MENULIS puisi bagi saya terasa seperti pertarungan antara pikiran dan perasaan. Ini bukan pertarungan yang saling mengalahkan. Tidak ada yang akan kalah pada akhirnya. Keduanya harus sama-sama unggul, sama-sama tangguh, sama-sama kuat. Keduanya harus keras kepala.
Pikiran, rasio, pengetahuan, kadang-kadang seperti memberikan umpan kepada perasaan untuk dihajar habis-habisan. Perasaan, emosi, gerak hati, pada kesempatan lain membuka perisai agar diserang bertubi-tubi oleh pikiran.
Saya selalu berusaha untuk menjadi wasit yang menjaga agar pertarungan ini imbang, dan akhirnya kami kelelahan setelah sebuah pertarungan yang berdarah-darah.
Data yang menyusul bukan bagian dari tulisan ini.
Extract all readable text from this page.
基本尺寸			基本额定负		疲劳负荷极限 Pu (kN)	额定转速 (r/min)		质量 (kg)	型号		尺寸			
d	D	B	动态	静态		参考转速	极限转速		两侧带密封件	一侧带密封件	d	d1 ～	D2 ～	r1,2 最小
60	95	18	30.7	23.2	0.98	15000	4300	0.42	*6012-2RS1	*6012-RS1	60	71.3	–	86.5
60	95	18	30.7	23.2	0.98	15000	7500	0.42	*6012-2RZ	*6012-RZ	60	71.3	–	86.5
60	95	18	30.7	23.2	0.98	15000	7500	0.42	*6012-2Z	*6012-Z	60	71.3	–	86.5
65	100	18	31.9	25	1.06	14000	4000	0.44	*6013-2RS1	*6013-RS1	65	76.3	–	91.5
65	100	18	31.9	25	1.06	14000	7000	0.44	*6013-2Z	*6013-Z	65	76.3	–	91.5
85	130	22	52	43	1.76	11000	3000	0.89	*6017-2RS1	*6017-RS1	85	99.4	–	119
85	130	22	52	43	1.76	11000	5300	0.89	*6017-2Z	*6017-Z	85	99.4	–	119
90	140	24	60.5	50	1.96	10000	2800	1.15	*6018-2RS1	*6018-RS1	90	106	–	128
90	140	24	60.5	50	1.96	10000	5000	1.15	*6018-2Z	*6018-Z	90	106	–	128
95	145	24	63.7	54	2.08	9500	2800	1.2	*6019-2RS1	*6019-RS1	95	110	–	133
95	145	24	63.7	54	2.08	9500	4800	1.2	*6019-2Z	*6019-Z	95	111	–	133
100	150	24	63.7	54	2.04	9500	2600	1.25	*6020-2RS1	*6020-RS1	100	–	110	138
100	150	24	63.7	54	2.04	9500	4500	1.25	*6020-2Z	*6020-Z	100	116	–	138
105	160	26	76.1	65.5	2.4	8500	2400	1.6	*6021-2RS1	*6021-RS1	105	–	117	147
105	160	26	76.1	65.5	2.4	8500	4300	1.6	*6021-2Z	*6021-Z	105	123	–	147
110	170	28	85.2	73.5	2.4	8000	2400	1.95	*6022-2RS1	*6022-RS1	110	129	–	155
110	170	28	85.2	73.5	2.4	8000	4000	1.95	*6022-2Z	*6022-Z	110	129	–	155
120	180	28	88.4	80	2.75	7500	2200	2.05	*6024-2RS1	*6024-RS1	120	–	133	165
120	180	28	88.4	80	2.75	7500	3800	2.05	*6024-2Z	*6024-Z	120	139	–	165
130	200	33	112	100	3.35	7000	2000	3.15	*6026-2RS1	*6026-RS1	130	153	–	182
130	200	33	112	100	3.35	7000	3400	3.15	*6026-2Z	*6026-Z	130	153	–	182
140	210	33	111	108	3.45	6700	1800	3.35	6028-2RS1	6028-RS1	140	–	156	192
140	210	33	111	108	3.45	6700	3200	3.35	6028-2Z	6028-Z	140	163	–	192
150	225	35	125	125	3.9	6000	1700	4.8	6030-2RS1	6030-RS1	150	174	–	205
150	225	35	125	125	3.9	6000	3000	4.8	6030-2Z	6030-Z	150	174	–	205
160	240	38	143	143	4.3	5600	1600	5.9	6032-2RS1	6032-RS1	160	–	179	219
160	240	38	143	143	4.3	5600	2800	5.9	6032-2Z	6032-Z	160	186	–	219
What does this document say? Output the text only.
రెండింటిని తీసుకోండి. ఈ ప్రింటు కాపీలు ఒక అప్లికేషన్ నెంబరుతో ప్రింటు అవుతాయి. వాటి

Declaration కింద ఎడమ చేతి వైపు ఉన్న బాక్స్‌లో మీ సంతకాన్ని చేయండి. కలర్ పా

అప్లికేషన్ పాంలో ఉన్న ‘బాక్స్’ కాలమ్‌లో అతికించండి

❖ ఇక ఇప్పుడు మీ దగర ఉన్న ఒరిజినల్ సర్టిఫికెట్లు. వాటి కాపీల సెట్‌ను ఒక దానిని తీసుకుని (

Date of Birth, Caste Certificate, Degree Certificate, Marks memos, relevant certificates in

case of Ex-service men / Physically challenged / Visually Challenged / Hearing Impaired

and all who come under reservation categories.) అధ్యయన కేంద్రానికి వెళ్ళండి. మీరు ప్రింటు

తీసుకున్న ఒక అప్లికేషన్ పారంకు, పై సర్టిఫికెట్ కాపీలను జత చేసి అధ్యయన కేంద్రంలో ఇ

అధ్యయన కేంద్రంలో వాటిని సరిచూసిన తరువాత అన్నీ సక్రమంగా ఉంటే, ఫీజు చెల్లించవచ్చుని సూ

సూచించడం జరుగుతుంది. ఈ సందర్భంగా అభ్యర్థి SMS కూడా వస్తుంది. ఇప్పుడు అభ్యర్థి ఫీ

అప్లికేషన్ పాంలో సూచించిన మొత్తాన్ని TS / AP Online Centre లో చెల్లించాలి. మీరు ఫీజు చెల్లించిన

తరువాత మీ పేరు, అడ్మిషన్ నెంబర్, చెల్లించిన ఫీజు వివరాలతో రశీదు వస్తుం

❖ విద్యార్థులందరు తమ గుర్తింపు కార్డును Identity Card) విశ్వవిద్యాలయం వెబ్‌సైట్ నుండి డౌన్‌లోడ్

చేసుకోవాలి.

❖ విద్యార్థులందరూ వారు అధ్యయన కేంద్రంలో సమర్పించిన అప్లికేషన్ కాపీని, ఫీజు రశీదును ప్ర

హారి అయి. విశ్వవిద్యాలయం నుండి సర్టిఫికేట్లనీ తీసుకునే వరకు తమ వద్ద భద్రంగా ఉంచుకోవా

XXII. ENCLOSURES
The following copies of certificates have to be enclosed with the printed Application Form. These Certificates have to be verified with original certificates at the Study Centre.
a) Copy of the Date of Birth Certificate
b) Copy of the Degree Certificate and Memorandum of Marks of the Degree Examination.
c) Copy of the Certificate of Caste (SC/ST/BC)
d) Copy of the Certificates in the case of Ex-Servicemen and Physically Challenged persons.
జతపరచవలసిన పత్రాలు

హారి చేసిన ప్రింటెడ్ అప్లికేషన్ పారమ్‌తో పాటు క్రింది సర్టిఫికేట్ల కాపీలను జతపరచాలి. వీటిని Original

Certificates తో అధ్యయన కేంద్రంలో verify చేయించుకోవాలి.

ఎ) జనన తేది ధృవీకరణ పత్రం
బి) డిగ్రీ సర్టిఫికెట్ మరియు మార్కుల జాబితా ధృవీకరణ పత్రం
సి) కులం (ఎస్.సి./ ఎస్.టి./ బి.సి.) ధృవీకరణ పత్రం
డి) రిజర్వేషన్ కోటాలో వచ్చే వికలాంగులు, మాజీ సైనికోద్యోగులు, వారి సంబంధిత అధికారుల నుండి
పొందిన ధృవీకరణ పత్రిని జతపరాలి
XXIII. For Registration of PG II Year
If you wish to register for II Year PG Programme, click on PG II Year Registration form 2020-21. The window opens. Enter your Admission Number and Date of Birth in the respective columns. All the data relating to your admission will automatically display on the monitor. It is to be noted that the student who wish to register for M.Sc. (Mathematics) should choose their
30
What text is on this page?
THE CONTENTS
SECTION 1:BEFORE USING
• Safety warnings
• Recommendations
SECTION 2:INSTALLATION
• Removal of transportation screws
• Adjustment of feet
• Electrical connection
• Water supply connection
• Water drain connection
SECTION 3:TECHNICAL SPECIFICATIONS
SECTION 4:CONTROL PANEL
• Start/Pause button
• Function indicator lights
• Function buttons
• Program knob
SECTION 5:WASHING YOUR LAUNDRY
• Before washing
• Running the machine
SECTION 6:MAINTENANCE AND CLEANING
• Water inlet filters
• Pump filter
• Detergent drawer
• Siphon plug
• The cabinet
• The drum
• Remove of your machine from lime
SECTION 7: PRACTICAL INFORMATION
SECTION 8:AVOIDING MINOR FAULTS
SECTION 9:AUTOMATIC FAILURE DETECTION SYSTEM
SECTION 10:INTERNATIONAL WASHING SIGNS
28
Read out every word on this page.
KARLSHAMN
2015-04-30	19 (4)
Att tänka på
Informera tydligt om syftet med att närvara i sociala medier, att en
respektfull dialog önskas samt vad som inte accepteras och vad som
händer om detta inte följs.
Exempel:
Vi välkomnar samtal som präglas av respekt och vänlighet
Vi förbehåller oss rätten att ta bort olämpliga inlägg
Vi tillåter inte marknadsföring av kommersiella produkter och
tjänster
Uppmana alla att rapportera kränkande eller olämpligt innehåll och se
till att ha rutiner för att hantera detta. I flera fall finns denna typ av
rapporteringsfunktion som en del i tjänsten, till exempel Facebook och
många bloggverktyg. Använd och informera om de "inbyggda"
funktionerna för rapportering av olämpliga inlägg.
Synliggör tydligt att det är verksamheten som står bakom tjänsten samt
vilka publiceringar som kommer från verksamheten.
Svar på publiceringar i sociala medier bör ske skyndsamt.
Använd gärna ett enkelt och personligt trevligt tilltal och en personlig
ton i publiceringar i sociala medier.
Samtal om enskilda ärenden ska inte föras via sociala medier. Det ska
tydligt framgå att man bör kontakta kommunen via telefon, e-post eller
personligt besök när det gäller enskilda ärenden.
Saya tentu saja menikmati dan merindukan pertarungan tersebut. Kadang-kadang, keduanya - pikiran dan perasaan - malas untuk bertarung.
Saya harus mengadudomba mereka. Kadang-kadang, mereka siap bertarung, tapi saya yang malas mengatur pertarungan itu. Saya tidak boleh malas. Tapi, saya berdua harus tahu, kapan mereka bugar dan siap bertarung, kapan mereka harus beristirahat sepenuhnya.